To determine the identity of nucleotides after incubating the sample comprising ^K44Adynamin with PS liposomes, we performed a sedimentation assay followed by analysis with HPLC, UV spectroscopy, and mass spectrometry. The samples were prepared similar to the Cryo-EM sample preparation method. Briefly, PS liposomes were added to 1 mg/mL dynamin K44A and incubated for 1 hour at room temperature¹⁷. 2 mM of GTP was added to reaction mixture, incubated for 30 minutes followed by immediate high-speed ultracentrifugation (100,000xg, 15 min at 4 °C, Beckman Coulter, TLA 100 rotor). The supernatant and pellet fractions were analyzed by a modified HPLC method originally described by Giuseppe, et al⁶⁵. The 15 ml samples were analyzed in 0.9 ml/min flow for 48 minutes using the Agilent 1100 HPLC (Agilent Technologies, USA) equipped with a reverse phase column, SUPERCOSIL LC-18-T, 150 × 4.6 mm, 3 mm (SUPELCO Analytical, USA) with two buffers, Buffer A, 10 mM KH₂PO₄ pH 7.01, 10 mM tetrabutylammonium hydroxide, 1 % methanol, and Buffer B, 100 mM KH₂PO₄ pH 5.47, 2.8 mM tetrabutylammonium hydroxide, 30 % methanol.

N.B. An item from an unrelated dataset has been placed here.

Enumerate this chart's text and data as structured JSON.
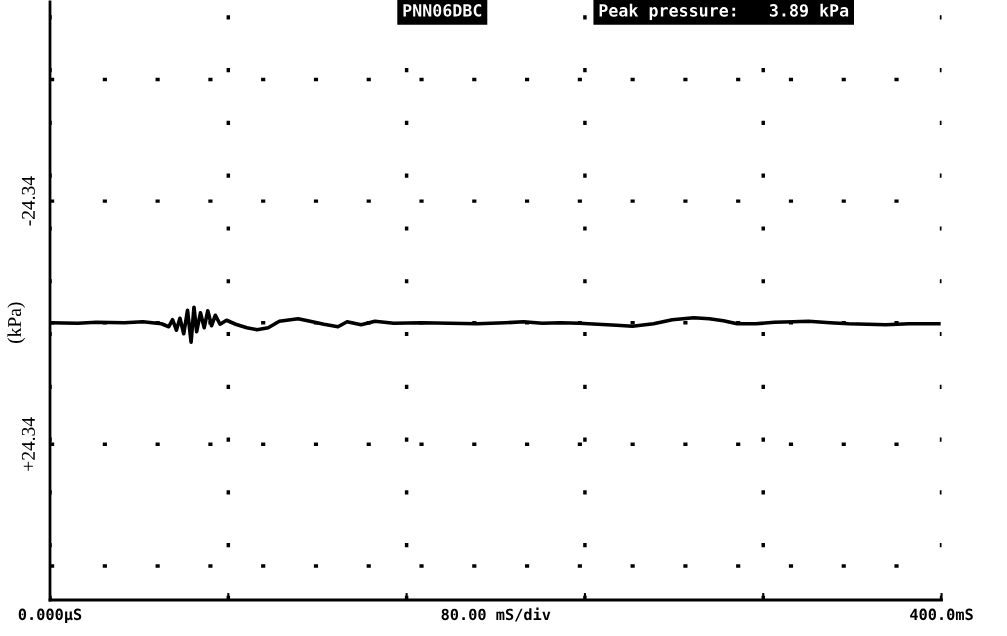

The gradient started with 0 % of buffer B and changed % of B as follows: 8 min at 0 %, 12 min at up to 40 %, 22 min at up to 44 %, and 35 min at up to 100 %. 100% B was held for 5 min and then back to the initial setting within 1 min, and the column was re-equilibrated for 7 min at 0 %. GDP and GTP were detected at 252 nm, and all data were analyzed using Agilent software, ChemStation B. 04.03 (Agilent Technologies, USA). GDP and GTP peaks were collected from the HPLC and their masses were analyzed by Agilent 6530C QTOF-LC/MS equipped with a Poroshell 120 HILIC-Z column (2.1 × 50 mm, 2.7 mm, Agilent Technologies, USA). The analytes were eluted with two buffers, Buffer A, 20 mM ammonium formate pH3.30, and Buffer B, 20 mM ammonium formate pH3.30 in acetonitrile. Positive electrospray ionization MS spectra were obtained in the mass range of 200 ~ 1200 m/z. The drying gas temperature was 300°C with a drying gas flow of 8 L / min and a pressure of 30 psi. The capillary and fragmentor voltages were 3500 V and 120 V, respectively. Mass spectra were analyzed using Agilent software, MassHunter Qualitative Analysis version B.07 (Agilent Technologies, USA).

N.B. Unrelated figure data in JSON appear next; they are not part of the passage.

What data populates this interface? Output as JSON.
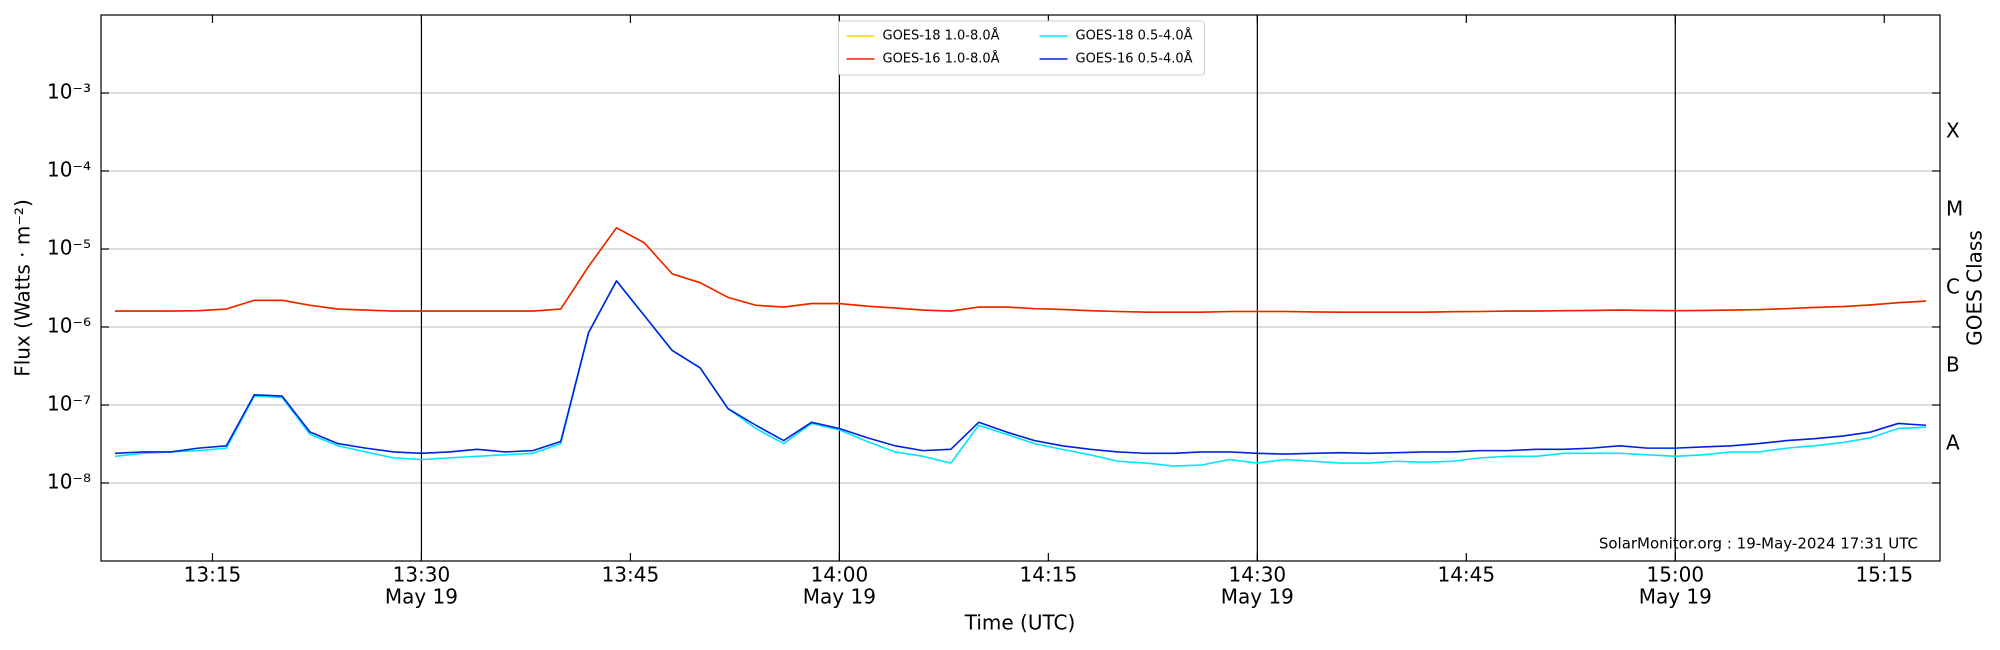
{
  "chart_data": {
    "type": "line",
    "y_label": "Flux (Watts · m⁻²)",
    "x_label": "Time (UTC)",
    "y2_label": "GOES Class",
    "annotation": "SolarMonitor.org : 19-May-2024 17:31 UTC",
    "log_scale": true,
    "grid": true,
    "legend": "upper center",
    "xlim": [
      "13:07",
      "15:19"
    ],
    "xticks": [
      "13:15",
      "13:30",
      "13:45",
      "14:00",
      "14:15",
      "14:30",
      "14:45",
      "15:00",
      "15:15"
    ],
    "xtick_dates": [
      {
        "value": "13:30",
        "label": "May 19"
      },
      {
        "value": "14:00",
        "label": "May 19"
      },
      {
        "value": "14:30",
        "label": "May 19"
      },
      {
        "value": "15:00",
        "label": "May 19"
      }
    ],
    "ylim": [
      1e-09,
      0.01
    ],
    "yticks": [
      {
        "value": 1e-08,
        "label": "10⁻⁸"
      },
      {
        "value": 1e-07,
        "label": "10⁻⁷"
      },
      {
        "value": 1e-06,
        "label": "10⁻⁶"
      },
      {
        "value": 1e-05,
        "label": "10⁻⁵"
      },
      {
        "value": 0.0001,
        "label": "10⁻⁴"
      },
      {
        "value": 0.001,
        "label": "10⁻³"
      }
    ],
    "y2lim": [
      1e-09,
      0.01
    ],
    "y2ticks": [
      {
        "value": 3.16e-08,
        "label": "A"
      },
      {
        "value": 3.16e-07,
        "label": "B"
      },
      {
        "value": 3.16e-06,
        "label": "C"
      },
      {
        "value": 3.16e-05,
        "label": "M"
      },
      {
        "value": 0.000316,
        "label": "X"
      }
    ],
    "x": [
      "13:08",
      "13:10",
      "13:12",
      "13:14",
      "13:16",
      "13:18",
      "13:20",
      "13:22",
      "13:24",
      "13:26",
      "13:28",
      "13:30",
      "13:32",
      "13:34",
      "13:36",
      "13:38",
      "13:40",
      "13:42",
      "13:44",
      "13:46",
      "13:48",
      "13:50",
      "13:52",
      "13:54",
      "13:56",
      "13:58",
      "14:00",
      "14:02",
      "14:04",
      "14:06",
      "14:08",
      "14:10",
      "14:12",
      "14:14",
      "14:16",
      "14:18",
      "14:20",
      "14:22",
      "14:24",
      "14:26",
      "14:28",
      "14:30",
      "14:32",
      "14:34",
      "14:36",
      "14:38",
      "14:40",
      "14:42",
      "14:44",
      "14:46",
      "14:48",
      "14:50",
      "14:52",
      "14:54",
      "14:56",
      "14:58",
      "15:00",
      "15:02",
      "15:04",
      "15:06",
      "15:08",
      "15:10",
      "15:12",
      "15:14",
      "15:16",
      "15:18"
    ],
    "series": [
      {
        "name": "GOES-18 1.0-8.0Å",
        "color": "#ffd700",
        "values": [
          1.6e-06,
          1.6e-06,
          1.6e-06,
          1.62e-06,
          1.7e-06,
          2.2e-06,
          2.2e-06,
          1.9e-06,
          1.7e-06,
          1.65e-06,
          1.6e-06,
          1.6e-06,
          1.6e-06,
          1.6e-06,
          1.6e-06,
          1.6e-06,
          1.7e-06,
          6e-06,
          1.87e-05,
          1.2e-05,
          4.8e-06,
          3.7e-06,
          2.4e-06,
          1.9e-06,
          1.8e-06,
          2e-06,
          2e-06,
          1.85e-06,
          1.75e-06,
          1.65e-06,
          1.6e-06,
          1.8e-06,
          1.8e-06,
          1.72e-06,
          1.68e-06,
          1.62e-06,
          1.58e-06,
          1.55e-06,
          1.55e-06,
          1.55e-06,
          1.58e-06,
          1.58e-06,
          1.58e-06,
          1.56e-06,
          1.55e-06,
          1.55e-06,
          1.55e-06,
          1.55e-06,
          1.57e-06,
          1.58e-06,
          1.6e-06,
          1.6e-06,
          1.62e-06,
          1.63e-06,
          1.65e-06,
          1.63e-06,
          1.62e-06,
          1.63e-06,
          1.65e-06,
          1.67e-06,
          1.72e-06,
          1.78e-06,
          1.83e-06,
          1.92e-06,
          2.05e-06,
          2.15e-06
        ]
      },
      {
        "name": "GOES-16 1.0-8.0Å",
        "color": "#ee2200",
        "values": [
          1.6e-06,
          1.6e-06,
          1.6e-06,
          1.62e-06,
          1.7e-06,
          2.2e-06,
          2.2e-06,
          1.9e-06,
          1.7e-06,
          1.65e-06,
          1.6e-06,
          1.6e-06,
          1.6e-06,
          1.6e-06,
          1.6e-06,
          1.6e-06,
          1.7e-06,
          6e-06,
          1.87e-05,
          1.2e-05,
          4.8e-06,
          3.7e-06,
          2.4e-06,
          1.9e-06,
          1.8e-06,
          2e-06,
          2e-06,
          1.85e-06,
          1.75e-06,
          1.65e-06,
          1.6e-06,
          1.8e-06,
          1.8e-06,
          1.72e-06,
          1.68e-06,
          1.62e-06,
          1.58e-06,
          1.55e-06,
          1.55e-06,
          1.55e-06,
          1.58e-06,
          1.58e-06,
          1.58e-06,
          1.56e-06,
          1.55e-06,
          1.55e-06,
          1.55e-06,
          1.55e-06,
          1.57e-06,
          1.58e-06,
          1.6e-06,
          1.6e-06,
          1.62e-06,
          1.63e-06,
          1.65e-06,
          1.63e-06,
          1.62e-06,
          1.63e-06,
          1.65e-06,
          1.67e-06,
          1.72e-06,
          1.78e-06,
          1.83e-06,
          1.92e-06,
          2.05e-06,
          2.15e-06
        ]
      },
      {
        "name": "GOES-18 0.5-4.0Å",
        "color": "#00e5ff",
        "values": [
          2.2e-08,
          2.4e-08,
          2.5e-08,
          2.6e-08,
          2.8e-08,
          1.3e-07,
          1.25e-07,
          4.2e-08,
          3e-08,
          2.5e-08,
          2.1e-08,
          2e-08,
          2.1e-08,
          2.2e-08,
          2.3e-08,
          2.4e-08,
          3.2e-08,
          8.5e-07,
          3.9e-06,
          1.4e-06,
          5e-07,
          3e-07,
          9e-08,
          5e-08,
          3.2e-08,
          5.8e-08,
          4.8e-08,
          3.4e-08,
          2.5e-08,
          2.2e-08,
          1.8e-08,
          5.5e-08,
          4.2e-08,
          3.2e-08,
          2.7e-08,
          2.3e-08,
          1.9e-08,
          1.8e-08,
          1.65e-08,
          1.7e-08,
          2e-08,
          1.8e-08,
          2e-08,
          1.9e-08,
          1.8e-08,
          1.8e-08,
          1.9e-08,
          1.85e-08,
          1.9e-08,
          2.1e-08,
          2.2e-08,
          2.2e-08,
          2.4e-08,
          2.4e-08,
          2.4e-08,
          2.3e-08,
          2.2e-08,
          2.3e-08,
          2.5e-08,
          2.5e-08,
          2.8e-08,
          3e-08,
          3.3e-08,
          3.8e-08,
          5e-08,
          5.2e-08
        ]
      },
      {
        "name": "GOES-16 0.5-4.0Å",
        "color": "#0022dd",
        "values": [
          2.4e-08,
          2.5e-08,
          2.5e-08,
          2.8e-08,
          3e-08,
          1.35e-07,
          1.3e-07,
          4.5e-08,
          3.2e-08,
          2.8e-08,
          2.5e-08,
          2.4e-08,
          2.5e-08,
          2.7e-08,
          2.5e-08,
          2.6e-08,
          3.4e-08,
          8.5e-07,
          3.9e-06,
          1.4e-06,
          5e-07,
          3e-07,
          9e-08,
          5.5e-08,
          3.5e-08,
          6e-08,
          5e-08,
          3.8e-08,
          3e-08,
          2.6e-08,
          2.7e-08,
          6e-08,
          4.5e-08,
          3.5e-08,
          3e-08,
          2.7e-08,
          2.5e-08,
          2.4e-08,
          2.4e-08,
          2.5e-08,
          2.5e-08,
          2.4e-08,
          2.35e-08,
          2.4e-08,
          2.45e-08,
          2.4e-08,
          2.45e-08,
          2.5e-08,
          2.5e-08,
          2.6e-08,
          2.6e-08,
          2.7e-08,
          2.7e-08,
          2.8e-08,
          3e-08,
          2.8e-08,
          2.8e-08,
          2.9e-08,
          3e-08,
          3.2e-08,
          3.5e-08,
          3.7e-08,
          4e-08,
          4.5e-08,
          5.8e-08,
          5.5e-08
        ]
      }
    ]
  }
}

QUANTIFICATION AND STATISTICAL ANALYSIS

Statistical analyses were determined using the GraphPad Prism software (v 8.0.2). In the figure legends, the details of the number of experiments, the center and dispersion and precision measures (e.g. mean, SD and SEM) are provided. Significant differences are defined by p<0.05.

Supplementary Material

2

Video S1, related to Figure 2: Morphing of the GTPase domain between constricted (^ΔPRDdyn^PCP) and super-constricted (^ΔPRD-K44Adyn^GDP) dynamin helical polymers on lipid tubules.

3

Video S2, related to Figure 5. Modeling of a dynamin polymer assembled on the neck of budding clathrin-coated vesicle in the cell.

4

Video S3, related to Figure 5. Tomogram of dynamin in HeLa cells showing regions 1, 2, and 3.

5

Video S4, related to Figure 5. Tomogram of dynamin in HeLa cells showing region 4.

6

Video S5, related to Figure 5. Tomogram of dynamin in HeLa cells showing regions 5, 6, and 7.

7

Video S6, related to Figure 6. Animation (morph) of dynamin organization on lipid tubules in the 1-start GTP-bound constricted state and transition to the 2-start GDP-bound super-constricted state.

Highlights.

• Dynamin is organized as a 2-start helix on membranes primed for fission.

• Dynamin-decorated lipid tubules achieve super-constriction through GTP hydrolysis.

• Cryo-EM captures PH domain variable loops 1 and 4 interacting with membranes.

• Cryo-ET shows dynamin assemblies in vivo as an assortment of helical polymers.